Ivane Ramos de Carvalho, viveu sua infância com as primas, fora tratada como irmã pelas tias Ieda e Dedete. Morou na Avenida Beira Rio, numa casinha simples de fundos para o rio.

Pra ela a vida foi breve e a felicidade partilhou com todos ao longo dos seus 45 anos, amando as coisas mais simples deste plano. Um violão, gatos, cachorros, piqueniques, banho de cachoeira, pescarias no rio, cata de sururu nas pedras, mergulho no mar, churrasco em casa e na casa dos melhores amigos: cinco cervejas, três tomates, uma cebola e um quilo e meio de picanha, a farofa que ela fazia questão de fazer com alho picado e uma pitada de coloral… Tinha de ser quando dava vontade. “Cabô cabô”…
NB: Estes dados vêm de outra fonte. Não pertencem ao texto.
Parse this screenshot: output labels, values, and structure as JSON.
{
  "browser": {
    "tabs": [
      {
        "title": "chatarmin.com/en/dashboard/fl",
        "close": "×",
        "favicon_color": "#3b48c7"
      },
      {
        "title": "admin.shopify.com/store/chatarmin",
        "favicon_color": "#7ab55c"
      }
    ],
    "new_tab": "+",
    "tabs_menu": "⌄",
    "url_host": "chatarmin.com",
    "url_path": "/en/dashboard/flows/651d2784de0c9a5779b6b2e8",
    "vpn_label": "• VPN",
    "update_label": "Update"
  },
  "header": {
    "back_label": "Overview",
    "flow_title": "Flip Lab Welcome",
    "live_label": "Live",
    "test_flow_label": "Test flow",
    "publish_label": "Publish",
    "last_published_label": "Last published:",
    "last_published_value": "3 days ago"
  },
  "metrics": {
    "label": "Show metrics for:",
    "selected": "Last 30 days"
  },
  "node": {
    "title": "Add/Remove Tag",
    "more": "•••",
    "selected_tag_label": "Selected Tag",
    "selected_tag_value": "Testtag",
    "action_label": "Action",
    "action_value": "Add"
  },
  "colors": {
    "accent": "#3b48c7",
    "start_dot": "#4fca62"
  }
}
Essa menina travessa teve apelidos entre amigos, gostava de namorar, pegava todas, num dado momento da vida, consciente de sua brevidade neste plano, que ela sabia iluminar com a sua solidariedade e doutrina kardecista, escolheu ter o Lucas, o seu menino fotógrafo. Foi tudo pensado, ela queria mesmo ter um filho e ensiná-lo como pode se viver num plano onde a humanidade se corrompe, se suja com pouco e machuca por nada.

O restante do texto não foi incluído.